Os médicos têm muitas reivindicações, mas suspeito que as mais importantes são a atualização das tabelas salariais, a diminuição de 40 para 35 horas de trabalho e a redução do trabalho em serviço de urgência de 18 para 12 horas. Em suma, ganhar mais e trabalhar menos. Acresce que muitos médicos consideram que, por variadas razões, as condições de trabalho nos hospitais do SNS se têm degradado ao longo dos últimos anos. É por isso que muitos médicos vão trabalhar para o privado ou emigram. Querem uma prova? Em Portugal muitas vezes abrimos concursos para contratar médicos e acabamos a não preencher todas as vagas, principalmente no interior.
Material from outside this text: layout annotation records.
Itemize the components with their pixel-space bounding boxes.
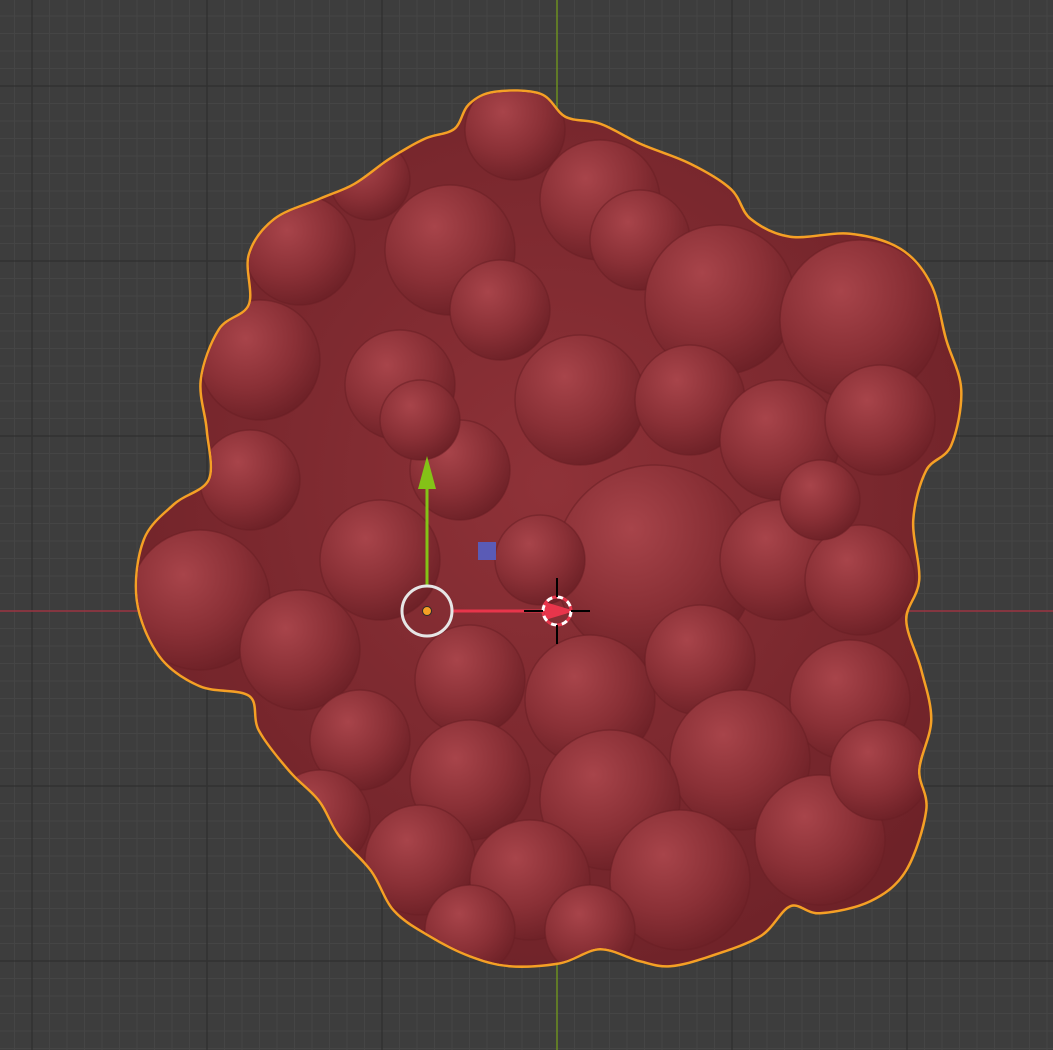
mesh-lump — [379, 379, 461, 461]
mesh-lump — [329, 139, 411, 221]
mesh-lump — [829, 719, 931, 821]
origin-pivot-icon — [422, 606, 432, 616]
gizmo-xy-plane-handle[interactable] — [478, 542, 496, 560]
mesh-lump — [319, 499, 441, 621]
mesh-lump — [199, 429, 301, 531]
mesh-lump — [269, 769, 371, 871]
mesh-object[interactable] — [130, 80, 963, 975]
mesh-lump — [804, 524, 916, 636]
mesh-lump — [449, 259, 551, 361]
mesh-lump — [824, 364, 936, 476]
mesh-lump — [239, 589, 361, 711]
mesh-lump — [494, 514, 586, 606]
mesh-lump — [414, 624, 526, 736]
mesh-lump — [779, 459, 861, 541]
mesh-lump — [514, 334, 646, 466]
mesh-lump — [199, 299, 321, 421]
mesh-lump — [464, 91, 566, 181]
3d-viewport[interactable] — [0, 0, 1053, 1050]
mesh-lump — [244, 194, 356, 306]
viewport-canvas[interactable] — [0, 0, 1053, 1050]
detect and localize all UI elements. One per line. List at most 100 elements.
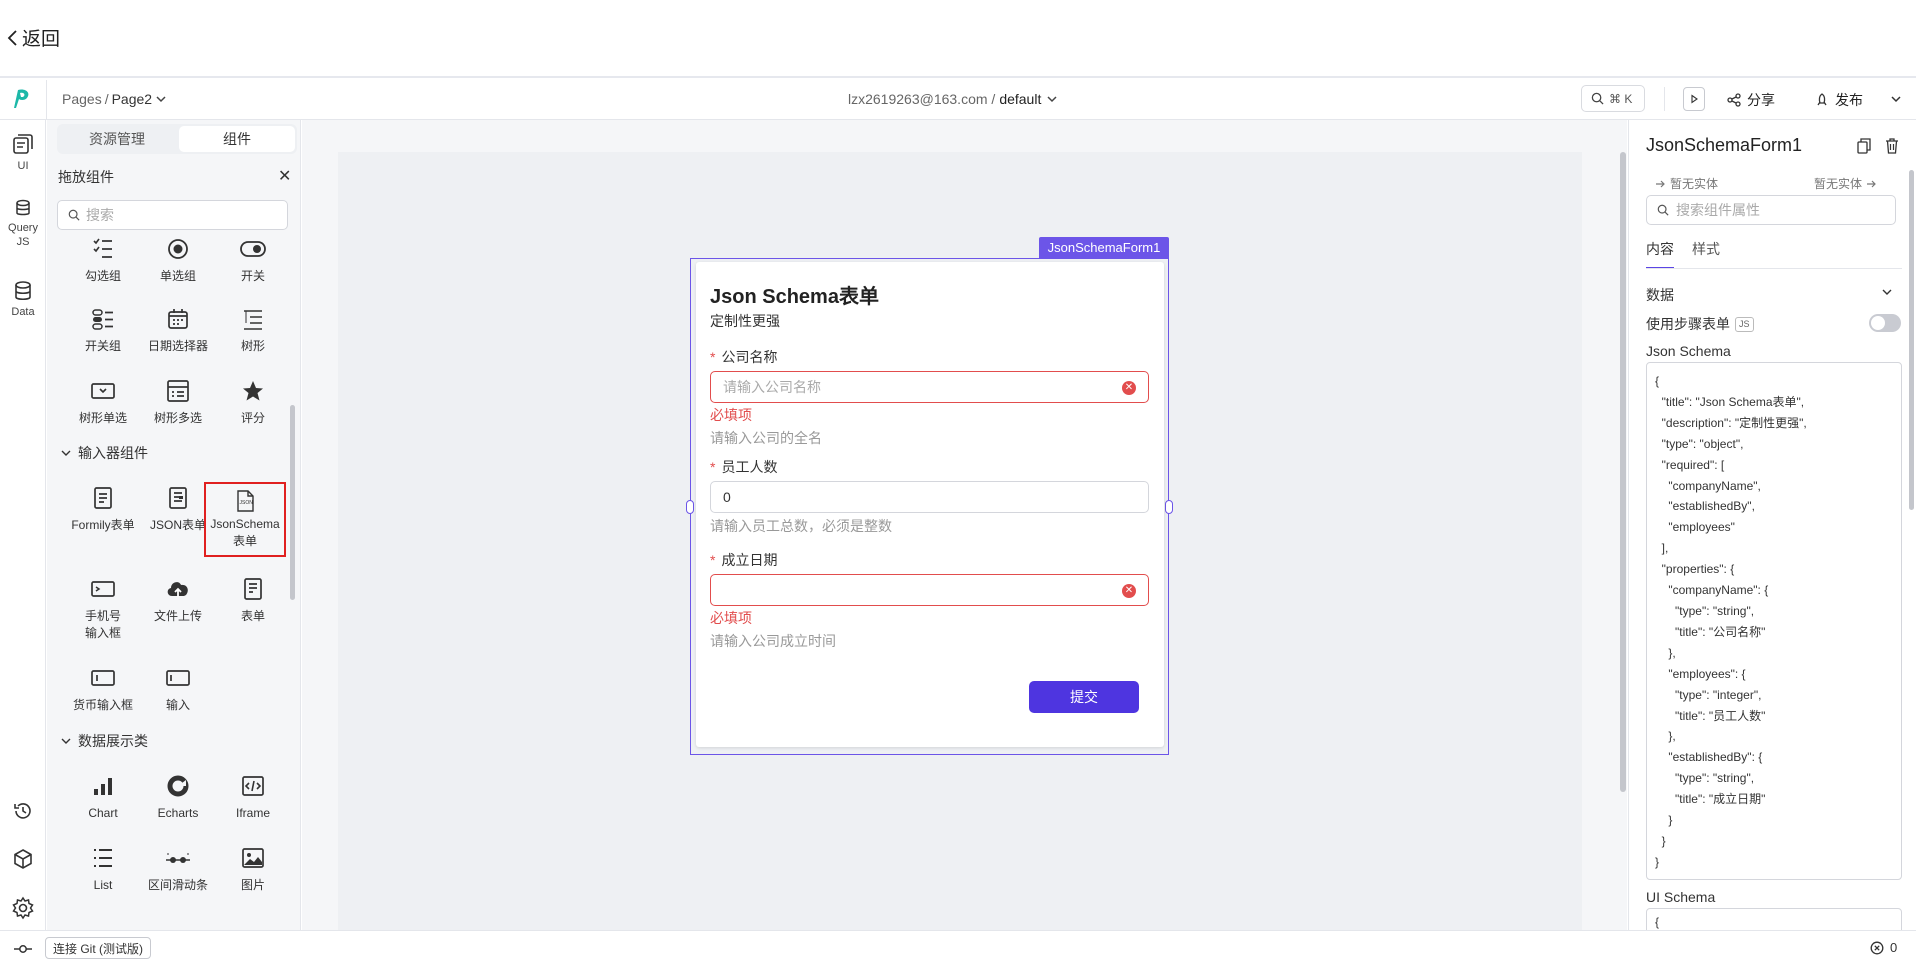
tree-select-icon	[89, 377, 117, 405]
component-echarts[interactable]: Echarts	[141, 772, 215, 822]
back-label: 返回	[22, 29, 61, 50]
section-input-components[interactable]: 输入器组件	[61, 443, 148, 463]
canvas-scrollbar[interactable]	[1620, 152, 1626, 792]
component-currency-input[interactable]: 货币输入框	[66, 664, 140, 714]
entity-left-label: 暂无实体	[1670, 177, 1719, 191]
rail-packages[interactable]	[0, 848, 46, 870]
component-chart[interactable]: Chart	[66, 772, 140, 822]
section-data-title[interactable]: 数据	[1646, 285, 1674, 305]
component-label: Chart	[88, 806, 118, 820]
json-schema-editor[interactable]: { "title": "Json Schema表单", "description…	[1646, 362, 1902, 880]
component-range-slider[interactable]: 区间滑动条	[141, 844, 215, 894]
component-search-placeholder: 搜索	[86, 207, 114, 223]
publish-button[interactable]: 发布	[1815, 90, 1863, 110]
component-list[interactable]: List	[66, 844, 140, 894]
tab-components[interactable]: 组件	[179, 126, 295, 152]
breadcrumb-separator: /	[104, 91, 109, 107]
panel-title: 拖放组件	[58, 169, 114, 185]
component-switch-group[interactable]: 开关组	[66, 305, 140, 355]
resize-handle-left[interactable]	[686, 500, 694, 514]
breadcrumb[interactable]: Pages / Page2	[62, 91, 167, 107]
step-form-toggle[interactable]	[1869, 314, 1901, 332]
global-search-button[interactable]: ⌘ K	[1581, 85, 1645, 112]
range-slider-icon	[164, 844, 192, 872]
component-date-picker[interactable]: 日期选择器	[141, 305, 215, 355]
entity-link-right[interactable]: 暂无实体	[1814, 175, 1877, 192]
rail-settings[interactable]	[0, 896, 46, 920]
component-tree-multiselect[interactable]: 树形多选	[141, 377, 215, 427]
ui-schema-editor[interactable]: {	[1646, 908, 1902, 930]
inspector-scrollbar[interactable]	[1909, 170, 1914, 510]
tab-style[interactable]: 样式	[1692, 239, 1720, 269]
trash-icon[interactable]	[1885, 138, 1899, 154]
component-label: JSON表单	[149, 518, 206, 532]
component-checkbox-group[interactable]: 勾选组	[66, 235, 140, 285]
breadcrumb-root[interactable]: Pages	[62, 91, 102, 107]
inspector-tabs: 内容 样式	[1646, 239, 1720, 269]
selected-widget-tag[interactable]: JsonSchemaForm1	[1039, 237, 1169, 258]
chevron-down-icon	[61, 738, 71, 744]
chevron-down-icon	[61, 450, 71, 456]
established-date-input[interactable]: ✕	[710, 574, 1149, 606]
git-commit-icon[interactable]	[13, 941, 33, 957]
error-counter[interactable]: 0	[1870, 940, 1897, 955]
rail-history[interactable]	[0, 800, 46, 822]
chevron-down-icon[interactable]	[1881, 288, 1893, 296]
component-image[interactable]: 图片	[216, 844, 290, 894]
calendar-icon	[164, 305, 192, 333]
component-label: 勾选组	[84, 269, 121, 283]
app-logo-icon[interactable]	[10, 87, 34, 111]
js-toggle-badge[interactable]: JS	[1735, 316, 1754, 332]
submit-button[interactable]: 提交	[1029, 681, 1139, 713]
close-icon[interactable]: ✕	[278, 166, 291, 186]
resize-handle-right[interactable]	[1165, 500, 1173, 514]
preview-button[interactable]	[1683, 87, 1705, 111]
property-search-input[interactable]: 搜索组件属性	[1646, 195, 1896, 225]
breadcrumb-page[interactable]: Page2	[112, 91, 152, 107]
tab-resources[interactable]: 资源管理	[59, 126, 175, 152]
component-input[interactable]: 输入	[141, 664, 215, 714]
tab-content[interactable]: 内容	[1646, 239, 1674, 269]
component-tree[interactable]: 树形	[216, 305, 290, 355]
chevron-down-icon[interactable]	[1889, 93, 1903, 105]
search-shortcut: ⌘ K	[1609, 91, 1633, 106]
component-switch[interactable]: 开关	[216, 235, 290, 285]
chevron-down-icon[interactable]	[1045, 94, 1059, 104]
connect-git-button[interactable]: 连接 Git (测试版)	[45, 937, 151, 959]
rail-data[interactable]: Data	[0, 280, 46, 319]
component-rating[interactable]: 评分	[216, 377, 290, 427]
rail-query[interactable]: Query JS	[0, 198, 46, 249]
component-file-upload[interactable]: 文件上传	[141, 575, 215, 625]
workspace-selector[interactable]: lzx2619263@163.com / default	[848, 91, 1059, 107]
copy-icon[interactable]	[1857, 138, 1871, 154]
component-radio-group[interactable]: 单选组	[141, 235, 215, 285]
svg-text:JSON: JSON	[240, 500, 254, 506]
rail-ui[interactable]: UI	[0, 132, 46, 173]
employees-input[interactable]: 0	[710, 481, 1149, 513]
company-name-input[interactable]: 请输入公司名称 ✕	[710, 371, 1149, 403]
section-data-display[interactable]: 数据展示类	[61, 731, 148, 751]
chevron-down-icon[interactable]	[155, 94, 167, 104]
switch-group-icon	[89, 305, 117, 333]
share-button[interactable]: 分享	[1727, 90, 1775, 110]
component-search-input[interactable]: 搜索	[57, 200, 288, 230]
clear-icon[interactable]: ✕	[1122, 584, 1136, 598]
search-icon	[1657, 204, 1669, 216]
gear-icon	[12, 896, 34, 920]
component-label: 评分	[240, 411, 265, 425]
component-phone-input[interactable]: 手机号 输入框	[66, 575, 140, 642]
entity-link-left[interactable]: 暂无实体	[1655, 175, 1718, 192]
company-name-help: 请输入公司的全名	[710, 430, 822, 446]
component-jsonschema-form[interactable]: JSON JsonSchema 表单	[204, 482, 286, 557]
clear-icon[interactable]: ✕	[1122, 381, 1136, 395]
component-label: 表单	[240, 609, 265, 623]
component-iframe[interactable]: Iframe	[216, 772, 290, 822]
component-form[interactable]: 表单	[216, 575, 290, 625]
component-tree-select[interactable]: 树形单选	[66, 377, 140, 427]
status-bar: 连接 Git (测试版) 0	[0, 930, 1916, 967]
back-button[interactable]: 返回	[6, 24, 60, 51]
component-formily-form[interactable]: Formily表单	[66, 484, 140, 534]
workspace-env[interactable]: default	[999, 91, 1041, 107]
inspector-title[interactable]: JsonSchemaForm1	[1646, 135, 1802, 156]
panel-scrollbar[interactable]	[290, 405, 295, 600]
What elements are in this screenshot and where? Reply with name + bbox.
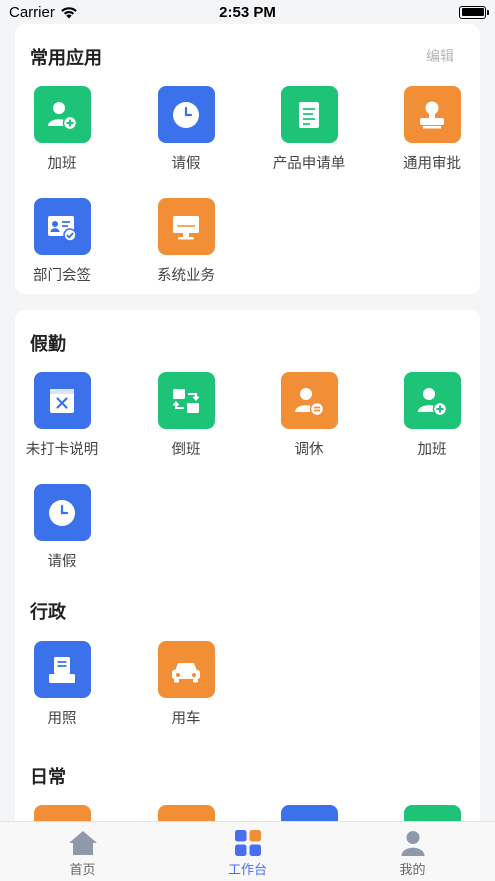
app-label: 产品申请单 [272, 156, 346, 172]
app-label: 用照 [47, 711, 77, 727]
app-general-approval[interactable]: 通用审批 [382, 86, 482, 173]
categories-card: 假勤 未打卡说明 倒班 调休 加班 请假 行政 用照 用车 日常 [12, 310, 482, 862]
tab-home[interactable]: 首页 [0, 822, 165, 881]
app-leave[interactable]: 请假 [136, 86, 236, 173]
section-title-attendance: 假勤 [30, 334, 66, 355]
home-icon [68, 831, 97, 855]
app-label: 部门会签 [33, 268, 91, 284]
app-label: 调休 [294, 442, 324, 458]
app-vehicle-use[interactable]: 用车 [136, 641, 236, 728]
app-product-request[interactable]: 产品申请单 [259, 86, 359, 173]
app-label: 倒班 [171, 442, 201, 458]
person-add-icon [403, 372, 461, 429]
app-label: 请假 [171, 156, 201, 172]
app-label: 用车 [171, 711, 201, 727]
app-label: 加班 [47, 156, 77, 172]
app-label: 通用审批 [403, 156, 461, 172]
printer-doc-icon [33, 641, 91, 698]
section-title-daily: 日常 [30, 767, 66, 788]
app-label: 加班 [417, 442, 447, 458]
app-shift-swap[interactable]: 倒班 [136, 372, 236, 459]
car-icon [157, 641, 215, 698]
id-card-check-icon [33, 198, 91, 255]
monitor-icon [157, 198, 215, 255]
section-title-admin: 行政 [30, 602, 66, 623]
stamp-icon [403, 86, 461, 143]
status-time: 2:53 PM [219, 3, 276, 21]
person-equal-icon [280, 372, 338, 429]
app-label: 系统业务 [157, 268, 215, 284]
document-icon [280, 86, 338, 143]
clock-icon [157, 86, 215, 143]
app-leave-2[interactable]: 请假 [12, 484, 112, 571]
app-label: 未打卡说明 [25, 442, 99, 458]
app-time-off-in-lieu[interactable]: 调休 [259, 372, 359, 459]
tab-label: 工作台 [227, 863, 267, 878]
app-label: 请假 [47, 554, 77, 570]
tab-workbench[interactable]: 工作台 [165, 822, 330, 881]
tab-label: 首页 [69, 863, 96, 878]
section-title-common: 常用应用 [30, 48, 102, 69]
swap-icon [157, 372, 215, 429]
common-apps-card: 常用应用 编辑 加班 请假 产品申请单 通用审批 部门会签 系统业务 [15, 24, 480, 294]
tab-label: 我的 [399, 863, 426, 878]
grid-icon [234, 830, 261, 856]
user-icon [401, 831, 424, 856]
battery-icon [459, 5, 489, 19]
tab-me[interactable]: 我的 [330, 822, 495, 881]
person-add-icon [33, 86, 91, 143]
calendar-x-icon [33, 372, 91, 429]
app-overtime[interactable]: 加班 [12, 86, 112, 173]
app-overtime-2[interactable]: 加班 [382, 372, 482, 459]
clock-icon [33, 484, 91, 541]
app-license-use[interactable]: 用照 [12, 641, 112, 728]
edit-button[interactable]: 编辑 [426, 46, 454, 66]
app-missed-punch[interactable]: 未打卡说明 [12, 372, 112, 459]
app-dept-countersign[interactable]: 部门会签 [12, 198, 112, 285]
tab-bar: 首页 工作台 我的 [0, 821, 495, 881]
app-system-business[interactable]: 系统业务 [136, 198, 236, 285]
status-bar: Carrier 2:53 PM [0, 0, 495, 24]
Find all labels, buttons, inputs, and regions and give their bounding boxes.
E então, porque é que não pagamos melhor aos médicos? No geral, suspeita-se que este e os anteriores Governos não tenham querido aumentar o valor das despesas estruturais com que se comprometeram com os seus parceiros da União Europeia. O problema é que para garantir o funcionamento do SNS tiveram de aumentar as despesas transitórias, chamadas de extraordinárias, contratando médicos conhecidos como tarefeiros.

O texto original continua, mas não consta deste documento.